Britain's trade gap widened to £4.2 billion in November as the collapse in the value of the pound failed to significantly boost exports.
Figures from the Office for National Statistics (ONS) showed that the goods and services deficit - the gap between exports and imports – increased by £2.6 billion from October.
The figures reflect a £3.3 billion increase in imports, while Britain recorded only £700 million of exports.
The ONS said: "The widening of the deficit in November 2016 is attributed to trade in goods in which there were increased imports from both EU and non-EU countries, partially offset by an increase in exports to EU countries.

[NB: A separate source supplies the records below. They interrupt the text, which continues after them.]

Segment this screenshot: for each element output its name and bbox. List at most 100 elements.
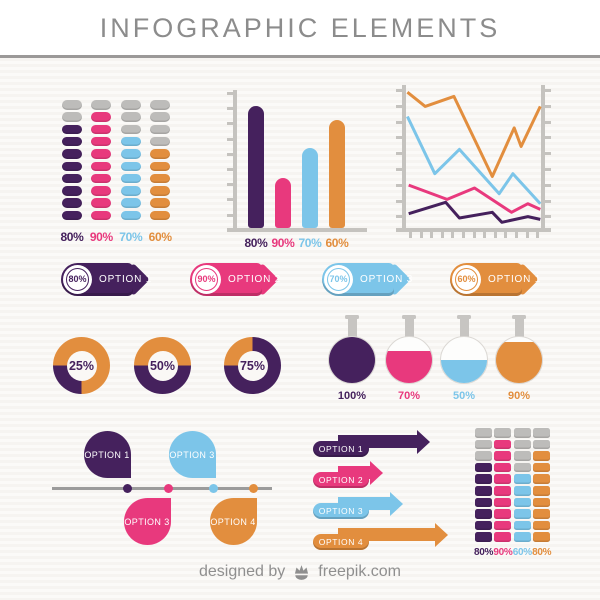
matrix-col-label: 80% — [60, 230, 84, 244]
orange-series — [405, 91, 542, 178]
x-axis-tick — [525, 231, 529, 238]
timeline-diagram: OPTION 1 OPTION 3 OPTION 3 OPTION 4 — [40, 425, 290, 565]
matrix-cell — [150, 173, 171, 184]
matrix-cell — [62, 161, 82, 172]
matrix-cell — [62, 149, 82, 159]
flask-lip — [345, 315, 359, 319]
y-axis-tick — [396, 199, 403, 203]
matrix-cell — [533, 509, 551, 519]
matrix-cell — [120, 210, 141, 221]
matrix-cell — [513, 486, 531, 496]
y-axis-tick — [227, 122, 234, 126]
flask-fill — [385, 350, 432, 383]
y-axis-tick — [396, 104, 403, 108]
footer-credit: designed by freepik.com — [0, 563, 600, 581]
flask-value-label: 70% — [397, 390, 421, 402]
bar — [248, 106, 264, 228]
matrix-cell — [120, 100, 141, 110]
y-axis-tick — [396, 168, 403, 171]
donut-value-label: 25% — [66, 350, 97, 381]
matrix-cell — [150, 186, 171, 196]
bar-label: 90% — [271, 236, 295, 250]
option-arrow: OPTION 3 — [313, 491, 463, 520]
matrix-cell — [120, 173, 141, 184]
bar — [275, 177, 291, 228]
matrix-cell — [494, 497, 512, 508]
matrix-cell — [494, 486, 512, 496]
y-axis-tick — [544, 89, 551, 92]
y-axis-tick — [227, 107, 234, 111]
y-axis-tick — [396, 152, 403, 156]
matrix-cell — [62, 124, 82, 135]
y-axis-tick — [227, 183, 234, 187]
y-axis-tick — [544, 120, 551, 124]
option-arrow: OPTION 2 — [313, 460, 463, 489]
flask-fill — [440, 360, 487, 383]
bar — [329, 120, 345, 228]
bar-label: 80% — [244, 236, 268, 250]
y-axis-tick — [227, 168, 234, 171]
line-chart — [396, 83, 552, 241]
option-arrow: OPTION 1 — [313, 429, 463, 458]
flask-neck — [514, 318, 524, 340]
flask-body — [439, 336, 488, 384]
x-axis-tick — [493, 231, 497, 238]
y-axis-tick — [227, 198, 234, 202]
flask-neck — [404, 318, 414, 340]
y-axis-tick — [227, 137, 234, 141]
y-axis-tick — [544, 168, 551, 171]
y-axis-right — [541, 85, 545, 232]
matrix-col-label: 80% — [532, 547, 552, 558]
matrix-cell — [62, 186, 82, 196]
matrix-cell — [150, 112, 171, 122]
matrix-cell — [120, 198, 141, 208]
y-axis-tick — [544, 183, 551, 187]
matrix-cell — [494, 532, 512, 543]
arrow-head — [370, 460, 383, 485]
matrix-cell — [494, 428, 512, 438]
matrix-col-label: 90% — [493, 547, 513, 558]
matrix-cell — [533, 428, 551, 438]
banner-label: OPTION 3 — [360, 274, 414, 285]
matrix-cell — [91, 136, 112, 147]
matrix-cell — [513, 509, 531, 519]
option-banner-row: 80% OPTION 1 90% OPTION 2 70% OPTION 3 60% OPTI… — [61, 263, 551, 299]
timeline-balloon: OPTION 4 — [209, 498, 257, 545]
matrix-cell — [494, 509, 512, 519]
matrix-cell — [91, 173, 112, 184]
matrix-cell — [513, 451, 531, 461]
matrix-cell — [150, 136, 171, 147]
timeline-balloon: OPTION 3 — [123, 498, 171, 545]
x-axis-tick — [451, 231, 455, 238]
y-axis-tick — [396, 120, 403, 124]
matrix-cell — [91, 210, 112, 221]
x-axis-tick — [462, 231, 465, 238]
matrix-cell — [475, 474, 492, 485]
blue-series — [405, 115, 541, 205]
matrix-cell — [120, 161, 141, 172]
x-axis-tick — [419, 231, 423, 238]
donut-value-label: 50% — [147, 350, 178, 381]
bar-label: 70% — [298, 236, 322, 250]
donut-value-label: 75% — [237, 350, 268, 381]
banner-label: OPTION 1 — [488, 274, 542, 285]
timeline-balloon: OPTION 3 — [168, 431, 216, 478]
matrix-col-label: 60% — [512, 547, 532, 558]
timeline-dot — [248, 484, 258, 493]
donut-chart-row: 25% 50% 75% — [53, 337, 293, 397]
y-axis-tick — [396, 215, 403, 219]
flask-neck — [347, 318, 357, 340]
matrix-cell — [475, 497, 492, 508]
flask-body — [384, 336, 433, 384]
matrix-cell — [120, 149, 141, 159]
x-axis-tick — [440, 231, 444, 238]
arrow-option-pill: OPTION 1 — [313, 441, 369, 457]
timeline-dot — [163, 484, 173, 493]
y-axis-tick — [544, 215, 551, 219]
pink-series — [407, 183, 541, 214]
matrix-cell — [475, 428, 492, 438]
matrix-cell — [533, 474, 551, 485]
page-title: INFOGRAPHIC ELEMENTS — [99, 13, 501, 43]
option-banner: 90% OPTION 2 — [190, 263, 290, 296]
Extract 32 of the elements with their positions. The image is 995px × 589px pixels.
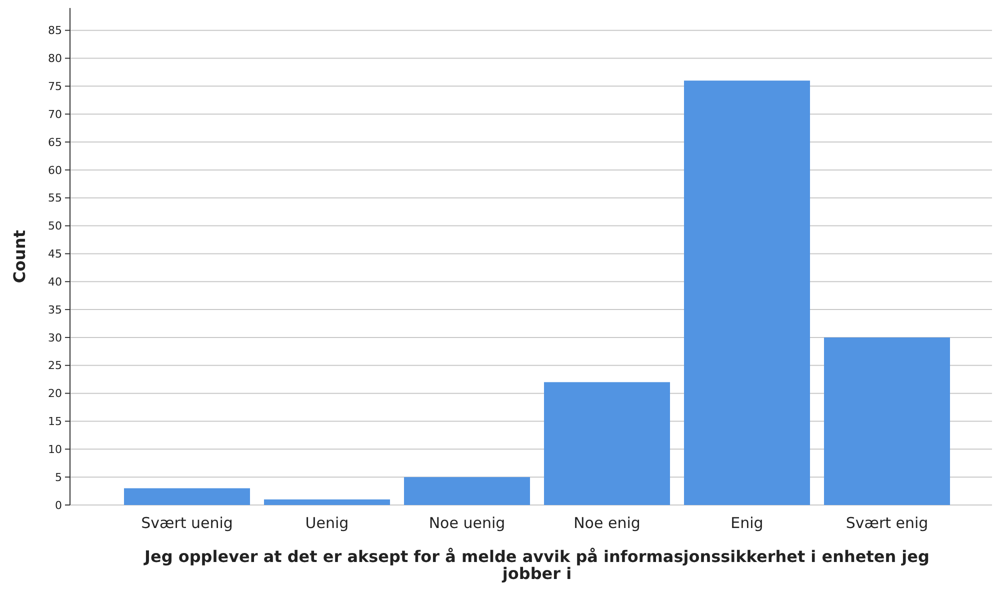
x-tick-label: Svært enig <box>846 514 928 532</box>
x-tick-label: Enig <box>730 514 764 532</box>
y-tick-label: 5 <box>55 470 62 484</box>
bar <box>124 488 250 505</box>
y-tick-label: 0 <box>55 498 62 512</box>
x-tick-label: Noe uenig <box>428 514 506 532</box>
y-tick-label: 50 <box>48 220 62 233</box>
y-tick-label: 55 <box>48 192 62 205</box>
y-tick-label: 45 <box>48 248 62 261</box>
y-tick-label: 80 <box>48 52 62 66</box>
bar <box>404 477 530 505</box>
x-tick-label: Noe enig <box>574 514 640 532</box>
bar <box>544 382 670 505</box>
x-tick-label: Uenig <box>305 514 349 532</box>
y-tick-label: 20 <box>48 387 62 400</box>
x-tick-label: Svært uenig <box>141 514 233 532</box>
bar <box>264 499 390 505</box>
x-axis-title: Jeg opplever at det er aksept for å melde avvik på informasjonssikkerhet i enheten jeg jobber i <box>144 547 930 583</box>
y-tick-label: 15 <box>48 415 62 428</box>
y-tick-label: 65 <box>48 136 62 149</box>
y-axis-title: Count <box>10 230 29 284</box>
y-tick-label: 75 <box>48 80 62 94</box>
y-tick-label: 35 <box>48 303 62 316</box>
y-tick-label: 60 <box>48 164 62 177</box>
y-tick-label: 30 <box>48 331 62 344</box>
y-tick-label: 85 <box>48 24 62 38</box>
y-tick-label: 10 <box>48 443 62 456</box>
y-tick-label: 25 <box>48 359 62 372</box>
y-tick-label: 40 <box>48 275 62 288</box>
bar <box>824 337 950 505</box>
bar <box>684 80 810 505</box>
y-tick-label: 70 <box>48 108 62 121</box>
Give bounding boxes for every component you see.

Sterling fell on the news, with the battered pound down 0.47% to 1.21 US dollars on the day.
The statistics body also released data on industrial output, which showed more encouraging signs.
Industrial output rose by 2.1% in November, ahead of economists' expectations, helped by an increase in oil and gas output and a 1.2% rise in manufacturing activity.
Senior ONS statistician Kate Davies said: "Today's figures continue to paint a mixed picture of the UK's economic performance. Production saw significant growth, mainly down to increased oil and gas output as the Buzzard field came back online along with a boost from the volatile pharmaceuticals industry.
"However, the trade deficit widened as imports of transport equipment, chemicals and portable computers helped eclipse rising exports, while falls in repair work and commercial building led to a small overall decline in construction.
Data out on Wednesday also showed that construction output in November contracted for the second consecutive month, falling 0.2%.
Howard Archer, chief UK and European economist at IHS Global Insight, said: "A mixed set of November economic releases for the UK economy, which on balance kept the economy in with a good chance of recording ongoing resilient GDP growth in the fourth quarter. We estimate expansion of 0.5%.
"Business confidence is likely to be hampered by mounting uncertainty over the Brexit process and slowing economic activity, constraining investment plans and limiting demand for capital goods. This uncertainty will likely be magnified once the government triggers Article 50 and negotiations over the UK's exit from the European Union come to the forefront."
On Tuesday, a forecast by the Centre for Economics and Business Research (Cebr) showed that the economy will grow at its slowest pace since the 2009 recession this year as soaring inflation and lacklustre wage growth bring an end to Britain's consumer spending boom.